To make the pink sponge I creamed together butter and golden caster sugar.

I then added eggs and vanilla extract and whisked in.

Finally I folded in self raising flour, baking powder and enough Pink food colouring to get a strong shade.

I poured it into a loaf tin and baked for 45 minutes. Leave it to cool completely before cutting (I left it overnight). When fully cool I cut off the ends of the sponge, then scored marks along it the same thickness as my heart shaped cutter.

I cut the sponge into pieces and then used my heart shaped cutter to cut out hearts from each piece. BakingMad.com recommends making cake pops with the leftovers. They also make good snacks! I made some easy no bake Pink Velvet Cake Truffles with mine.

I made the chocolate sponge by creaming together butter and golden caster sugar. I then added eggs, milk and vanilla extract and whisked in.

Finally I folded in self raising flour, baking powder and cocoa powder.

I put some mixture into the bottom of the tin, about 3cm high, and set the heart shaped pink cake into it as neatly as I could in a row.

Then I spooned the remaining mixture around and on top of the pink sponge.

It baked for 45 minutes.

To make the buttercream I mixed together icing sugar, vanilla extract and butter. I then added in melted dark chocolate and mixed until smooth.

I spread the buttercream over the fully cooled sponge and sprinkled on some pink heart sprinkles I found in the Tesco baking aisle.

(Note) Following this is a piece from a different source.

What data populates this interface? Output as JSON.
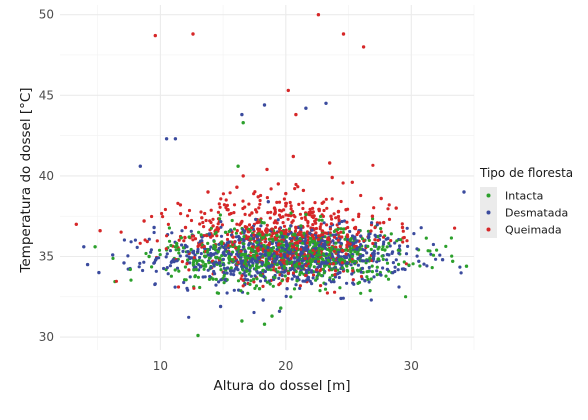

Now came the moment of truth! Did the Hidden Heart Chocolate Cake design technique work for me? As you can see, yes it did! I thought it looked great and I was really pleased with the effect. I do think I could’ve used a larger heart shape, but I’m glad I was cautious on my first go on this. It’s such a cool effect and will certainly provide a surprise for whoever you bake it for!

Hidden Heart Cake

Ingredients

For the pink sponge

  • 175 g Butter or baking spread
  • 175 g Golden caster sugar
  • 3 Eggs large
  • 1 tsp Vanilla extract
  • 175 g Self raising flour
  • 1/2 tsp Baking Powder
  • Pink food colouring

For the chocolate sponge

  • 175 g Butter or baking spread
  • 175 g Golden caster sugar
  • 3 Eggs large
  • 1 tsp Vanilla extract
  • 150 g Self raising flour
  • 35 g Cocoa powder
  • 1/2 tsp Baking Powder
  • 1 tbsp Milk

For the buttercream

  • 150 g Butter or baking spread
  • 300 g Icing sugar
  • 75 g Dark chocolate melted

For decoration

  • Heart sprinkles optional

Instructions

  1. Pre heat the oven to 170C/150C Fan/350F/Gas Mark 4 and grease and line a 1lb loaf tin

  2. Make the pink sponge first. Cream together the butter and golden caster sugar

  3. Add eggs and vanilla extract and whisk in

  4. Fold in the self raising flour, baking powder and enough pink food colouring to get a strong shade

  5. Pour the mixture into a loaf tin and bake for 45 minutes. Leave it to cool completely, then cut off the ends of the sponge, then scored marks along it the same thickness as your heart shaped cutter

  6. Cut the sponge into slices following the scored lines and then used your heart shaped cutter to cut out hearts from each piece
  7. Make the chocolate sponge by creaming together the butter and golden caster sugar. Add the eggs, milk and vanilla extract and whisk in

  8. Fold in the self raising flour, baking powder and the cocoa powder

  9. Put some of the mixture into the bottom of the tin, about 3cm high, and set the heart shaped pink cake into it neatly in a row
  10. Spoon the remaining mixture around and on top of the pink sponge
  11. Bake for 45 minutes, allow to cool fully

  12. To make the buttercream mix together the icing sugar, vanilla extract and butter. Then added the melted dark chocolate and mix until smooth

  13. Spread the buttercream over the fully cooled sponge and sprinkle on some pink heart sprinkles

Hidden Heart Cake Recipe from BakingMad.com. I was sent flour, sugar and vanilla extract to make this recipe with. All opinions are my own.

You can find more of my Cake recipes by clicking here!

9 comments / Add your comment below

  1. I too have always wanted to attempt a hidden cake, but haven't taken the time to do so! This cake looks great! I bet anybody would be thrilled to find a heart in their cake this Saturday!! :0) I like the pink with the chocolate cake combo as well… yum!!